入ってきたのは川上さん。どうやら則正さんを家の前で下ろして、車を停めに行っていたらしい。

「坊主たち、大丈夫だったか?」

「大丈夫なわけないだろーが!」

ヒオが間髪入れずに叫ぶ。

川上さんの焦った電話のせいで震えあがっていた反動だ。僕だって叫びたい気分だった。

「悪かったな、オレも焦ってたんだよ。

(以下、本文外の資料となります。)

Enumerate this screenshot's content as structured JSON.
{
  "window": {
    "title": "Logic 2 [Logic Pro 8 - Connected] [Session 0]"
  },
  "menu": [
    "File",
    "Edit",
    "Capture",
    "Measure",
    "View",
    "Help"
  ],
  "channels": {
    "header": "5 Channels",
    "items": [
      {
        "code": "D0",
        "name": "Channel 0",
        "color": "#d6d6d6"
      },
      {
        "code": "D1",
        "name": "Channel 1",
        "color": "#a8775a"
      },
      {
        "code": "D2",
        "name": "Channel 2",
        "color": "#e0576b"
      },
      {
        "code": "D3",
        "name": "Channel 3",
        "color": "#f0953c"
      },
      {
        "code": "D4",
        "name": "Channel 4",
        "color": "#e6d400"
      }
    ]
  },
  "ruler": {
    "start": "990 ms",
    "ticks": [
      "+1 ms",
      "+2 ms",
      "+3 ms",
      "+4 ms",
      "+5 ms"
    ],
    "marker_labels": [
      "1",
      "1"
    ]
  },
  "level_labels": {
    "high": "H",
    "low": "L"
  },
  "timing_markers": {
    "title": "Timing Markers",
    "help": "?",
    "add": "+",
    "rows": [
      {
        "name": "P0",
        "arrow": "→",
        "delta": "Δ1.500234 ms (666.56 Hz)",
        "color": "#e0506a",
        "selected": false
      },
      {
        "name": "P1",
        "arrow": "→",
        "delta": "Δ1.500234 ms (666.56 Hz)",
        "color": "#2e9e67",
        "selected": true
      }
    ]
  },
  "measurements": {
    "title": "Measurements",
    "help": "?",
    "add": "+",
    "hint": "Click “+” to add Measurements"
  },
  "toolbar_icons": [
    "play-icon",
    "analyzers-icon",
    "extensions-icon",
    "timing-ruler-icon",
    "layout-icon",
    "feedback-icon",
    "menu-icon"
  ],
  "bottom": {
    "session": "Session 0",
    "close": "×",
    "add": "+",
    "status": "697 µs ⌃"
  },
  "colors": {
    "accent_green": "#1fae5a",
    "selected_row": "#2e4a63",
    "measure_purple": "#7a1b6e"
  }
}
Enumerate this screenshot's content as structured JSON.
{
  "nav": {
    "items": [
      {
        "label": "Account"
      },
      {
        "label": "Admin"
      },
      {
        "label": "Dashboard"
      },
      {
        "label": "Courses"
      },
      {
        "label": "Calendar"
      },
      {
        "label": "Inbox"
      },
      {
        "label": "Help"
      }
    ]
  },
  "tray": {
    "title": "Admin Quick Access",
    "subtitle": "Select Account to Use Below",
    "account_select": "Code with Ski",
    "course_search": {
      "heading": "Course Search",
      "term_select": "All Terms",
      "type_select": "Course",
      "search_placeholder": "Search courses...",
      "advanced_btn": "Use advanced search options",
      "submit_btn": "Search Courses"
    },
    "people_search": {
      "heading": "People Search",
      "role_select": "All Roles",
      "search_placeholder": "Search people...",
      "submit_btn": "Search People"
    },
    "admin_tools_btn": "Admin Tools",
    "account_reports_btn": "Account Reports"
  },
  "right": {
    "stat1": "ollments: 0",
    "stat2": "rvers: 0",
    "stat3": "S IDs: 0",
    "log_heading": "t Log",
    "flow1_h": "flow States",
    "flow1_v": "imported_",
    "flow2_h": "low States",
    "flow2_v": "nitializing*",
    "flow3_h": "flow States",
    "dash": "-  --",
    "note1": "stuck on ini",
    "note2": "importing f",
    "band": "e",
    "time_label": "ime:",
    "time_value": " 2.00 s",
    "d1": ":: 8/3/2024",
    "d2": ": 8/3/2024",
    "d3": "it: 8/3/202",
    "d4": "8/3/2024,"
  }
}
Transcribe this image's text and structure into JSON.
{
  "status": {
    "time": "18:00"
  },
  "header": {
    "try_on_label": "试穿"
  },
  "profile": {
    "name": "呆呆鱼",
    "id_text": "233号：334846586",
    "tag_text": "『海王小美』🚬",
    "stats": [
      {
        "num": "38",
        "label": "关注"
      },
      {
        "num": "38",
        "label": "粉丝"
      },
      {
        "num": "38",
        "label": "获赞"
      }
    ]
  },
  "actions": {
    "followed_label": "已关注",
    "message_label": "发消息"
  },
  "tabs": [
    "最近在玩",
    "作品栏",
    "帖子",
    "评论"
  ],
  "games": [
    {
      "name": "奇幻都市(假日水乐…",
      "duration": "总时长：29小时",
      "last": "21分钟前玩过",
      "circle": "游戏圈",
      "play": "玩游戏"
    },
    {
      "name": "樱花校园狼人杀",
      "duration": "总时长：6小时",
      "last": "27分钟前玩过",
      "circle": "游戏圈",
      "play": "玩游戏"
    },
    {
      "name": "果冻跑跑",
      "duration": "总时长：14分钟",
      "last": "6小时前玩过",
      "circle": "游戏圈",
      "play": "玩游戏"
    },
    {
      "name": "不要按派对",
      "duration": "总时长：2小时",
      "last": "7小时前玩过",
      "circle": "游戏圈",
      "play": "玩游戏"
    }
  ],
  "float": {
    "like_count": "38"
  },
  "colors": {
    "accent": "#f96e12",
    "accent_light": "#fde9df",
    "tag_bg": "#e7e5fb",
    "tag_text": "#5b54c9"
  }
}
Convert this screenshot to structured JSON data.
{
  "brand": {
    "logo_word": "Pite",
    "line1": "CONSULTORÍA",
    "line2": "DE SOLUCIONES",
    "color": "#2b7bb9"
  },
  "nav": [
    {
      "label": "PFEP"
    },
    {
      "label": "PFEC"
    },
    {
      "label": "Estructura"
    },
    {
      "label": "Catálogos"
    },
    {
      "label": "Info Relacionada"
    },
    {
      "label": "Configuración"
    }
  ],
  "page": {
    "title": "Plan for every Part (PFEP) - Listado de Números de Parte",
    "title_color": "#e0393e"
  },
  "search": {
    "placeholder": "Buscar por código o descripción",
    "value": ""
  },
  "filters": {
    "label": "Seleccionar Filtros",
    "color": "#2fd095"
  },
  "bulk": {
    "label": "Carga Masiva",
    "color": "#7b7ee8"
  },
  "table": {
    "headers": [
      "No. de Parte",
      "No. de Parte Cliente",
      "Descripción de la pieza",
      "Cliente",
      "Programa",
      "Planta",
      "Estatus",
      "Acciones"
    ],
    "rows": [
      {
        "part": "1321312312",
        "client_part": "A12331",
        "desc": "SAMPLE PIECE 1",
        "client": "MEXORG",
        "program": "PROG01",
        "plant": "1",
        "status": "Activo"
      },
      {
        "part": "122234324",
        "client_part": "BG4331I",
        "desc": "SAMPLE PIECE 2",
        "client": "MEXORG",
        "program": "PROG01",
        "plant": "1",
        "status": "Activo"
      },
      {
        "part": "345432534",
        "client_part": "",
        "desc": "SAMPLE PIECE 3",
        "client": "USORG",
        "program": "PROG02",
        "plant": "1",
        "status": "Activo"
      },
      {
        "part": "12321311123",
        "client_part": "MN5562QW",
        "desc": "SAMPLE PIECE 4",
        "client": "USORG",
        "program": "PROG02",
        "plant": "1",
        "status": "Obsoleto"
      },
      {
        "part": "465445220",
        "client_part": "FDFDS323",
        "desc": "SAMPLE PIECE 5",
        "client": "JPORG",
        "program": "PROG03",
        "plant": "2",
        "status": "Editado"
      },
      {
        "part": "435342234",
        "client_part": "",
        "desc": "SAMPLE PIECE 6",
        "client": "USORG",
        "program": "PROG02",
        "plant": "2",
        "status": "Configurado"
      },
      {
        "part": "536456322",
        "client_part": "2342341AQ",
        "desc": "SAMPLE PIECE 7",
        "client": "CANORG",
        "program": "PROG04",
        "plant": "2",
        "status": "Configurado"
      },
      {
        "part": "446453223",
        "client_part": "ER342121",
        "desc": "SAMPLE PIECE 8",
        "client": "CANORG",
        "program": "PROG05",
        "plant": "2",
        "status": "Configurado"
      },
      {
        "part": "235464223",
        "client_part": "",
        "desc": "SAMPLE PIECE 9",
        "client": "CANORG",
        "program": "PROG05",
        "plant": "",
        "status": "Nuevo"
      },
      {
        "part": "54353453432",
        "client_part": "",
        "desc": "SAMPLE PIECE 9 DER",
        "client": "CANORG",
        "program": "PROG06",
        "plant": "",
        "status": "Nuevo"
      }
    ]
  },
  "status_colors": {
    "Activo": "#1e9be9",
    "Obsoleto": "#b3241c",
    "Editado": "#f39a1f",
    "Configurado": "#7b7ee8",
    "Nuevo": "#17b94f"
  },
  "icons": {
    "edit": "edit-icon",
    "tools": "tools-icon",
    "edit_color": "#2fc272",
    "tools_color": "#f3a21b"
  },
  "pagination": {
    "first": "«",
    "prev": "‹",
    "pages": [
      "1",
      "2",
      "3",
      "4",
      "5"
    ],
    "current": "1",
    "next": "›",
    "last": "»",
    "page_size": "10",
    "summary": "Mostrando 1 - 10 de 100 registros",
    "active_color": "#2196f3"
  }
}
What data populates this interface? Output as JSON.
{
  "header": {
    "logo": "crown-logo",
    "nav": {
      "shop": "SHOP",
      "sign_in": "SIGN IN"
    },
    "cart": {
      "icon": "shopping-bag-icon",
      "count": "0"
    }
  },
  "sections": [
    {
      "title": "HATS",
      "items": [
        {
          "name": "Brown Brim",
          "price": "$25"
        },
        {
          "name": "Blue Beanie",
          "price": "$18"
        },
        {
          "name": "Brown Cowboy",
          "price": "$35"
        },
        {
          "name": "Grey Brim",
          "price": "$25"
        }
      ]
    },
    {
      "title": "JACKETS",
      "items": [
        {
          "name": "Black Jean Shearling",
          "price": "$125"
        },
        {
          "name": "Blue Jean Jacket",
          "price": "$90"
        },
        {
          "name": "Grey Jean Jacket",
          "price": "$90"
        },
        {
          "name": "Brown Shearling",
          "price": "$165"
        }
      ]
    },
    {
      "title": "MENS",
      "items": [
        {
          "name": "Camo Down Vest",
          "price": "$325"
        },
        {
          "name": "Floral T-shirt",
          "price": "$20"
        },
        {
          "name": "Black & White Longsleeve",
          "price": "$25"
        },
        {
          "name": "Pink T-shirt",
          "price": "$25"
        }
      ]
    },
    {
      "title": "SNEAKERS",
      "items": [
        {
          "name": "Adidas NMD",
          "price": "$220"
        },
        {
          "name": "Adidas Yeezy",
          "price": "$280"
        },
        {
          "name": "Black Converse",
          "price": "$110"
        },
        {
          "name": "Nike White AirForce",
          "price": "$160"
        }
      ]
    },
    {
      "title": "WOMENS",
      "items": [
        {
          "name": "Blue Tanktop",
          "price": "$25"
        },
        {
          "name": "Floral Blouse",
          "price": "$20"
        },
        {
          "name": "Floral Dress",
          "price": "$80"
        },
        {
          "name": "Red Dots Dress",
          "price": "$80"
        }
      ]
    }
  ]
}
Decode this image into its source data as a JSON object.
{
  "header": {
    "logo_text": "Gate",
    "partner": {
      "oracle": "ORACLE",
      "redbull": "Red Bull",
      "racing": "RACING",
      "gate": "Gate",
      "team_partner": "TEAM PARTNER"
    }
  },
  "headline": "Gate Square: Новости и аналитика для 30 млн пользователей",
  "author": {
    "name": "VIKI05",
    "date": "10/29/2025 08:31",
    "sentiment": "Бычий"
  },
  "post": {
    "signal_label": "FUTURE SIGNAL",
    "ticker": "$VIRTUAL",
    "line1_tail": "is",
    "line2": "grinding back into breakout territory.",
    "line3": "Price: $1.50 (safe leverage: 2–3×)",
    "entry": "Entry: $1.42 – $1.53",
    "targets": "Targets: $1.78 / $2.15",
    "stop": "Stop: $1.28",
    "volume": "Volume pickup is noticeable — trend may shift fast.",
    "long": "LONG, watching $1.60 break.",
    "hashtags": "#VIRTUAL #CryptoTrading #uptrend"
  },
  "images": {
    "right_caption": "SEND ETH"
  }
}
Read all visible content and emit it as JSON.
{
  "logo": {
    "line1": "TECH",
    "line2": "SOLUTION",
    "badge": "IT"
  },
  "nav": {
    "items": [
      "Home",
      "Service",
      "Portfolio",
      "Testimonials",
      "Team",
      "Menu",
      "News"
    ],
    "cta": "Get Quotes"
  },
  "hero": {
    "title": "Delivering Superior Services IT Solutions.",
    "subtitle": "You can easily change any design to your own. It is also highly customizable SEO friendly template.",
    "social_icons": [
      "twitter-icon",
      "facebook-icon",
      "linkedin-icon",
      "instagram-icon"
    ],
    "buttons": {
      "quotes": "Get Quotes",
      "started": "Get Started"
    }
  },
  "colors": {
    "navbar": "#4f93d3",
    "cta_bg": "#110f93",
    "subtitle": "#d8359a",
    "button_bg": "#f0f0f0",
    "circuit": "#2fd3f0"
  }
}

ほらこれ、詫びの弁当だ」

川上さんが持ってきてくれたのは、高級焼肉弁当。

確かに晩ご飯の準備なんて、頭の中から吹っ飛んでいた。

「これ食って、明日幸也が帰ってきたとき元気に迎えてやれ」

「はい!」

安心しておなかがすいた僕たちは、いつも以上のペースでお弁当を平らげたのだった。


「ごめんな~、心配かけて」

幸也さんが帰ってきたのは次の日のお昼ごろ。

お通夜状態だった昨日の様子を川上さんと則正さんに聞いて、ものすごく反省したらしい。

「もう、心配したんだからな」

「無事で本当によかったです」

僕たちの言葉にニコニコしている幸也さんの手には、松葉杖が握られていた。

「しばらく仕事も行けないし、家のこと手伝うよ」

「え、しばらくって、仕事辞めないんですか?」

驚いた。事故にあって痛い思いをして、それでもまだ続けるなんて。

「うん。休暇とって、また復帰する」

「なんで?怖い思いしたのになんで?」

頭がパニックになりそうだ。幸也さんがまた事故にあってしまうかもしれない。

「カイ」

幸也さんがそっと抱きしめてくれる。

「こんなことになっちゃったけど、オレやっぱりバイク好きなんだよ。だから、今の仕事まだやりたいんだ」

幸也さんの言葉が響く。

幸也さんの「好き」はまっすぐだ。それでいて強い。

「…絶対、絶対もう事故らないで」

「…わかった。約束するよ」

差し出された小指に自分の小指を絡め、約束する。

幸也さんがまた雨の日にバイクに乗るのは怖いけれど、好きなものを好きでいられる幸也さんが、とてもかっこよく見えた。



「ただいまー」

今日もまた、雨の日の仕事を終えて幸也さんが帰ってくる。

無事に帰ってきてくれたことにほっとしながら、僕は声をかけるのだ。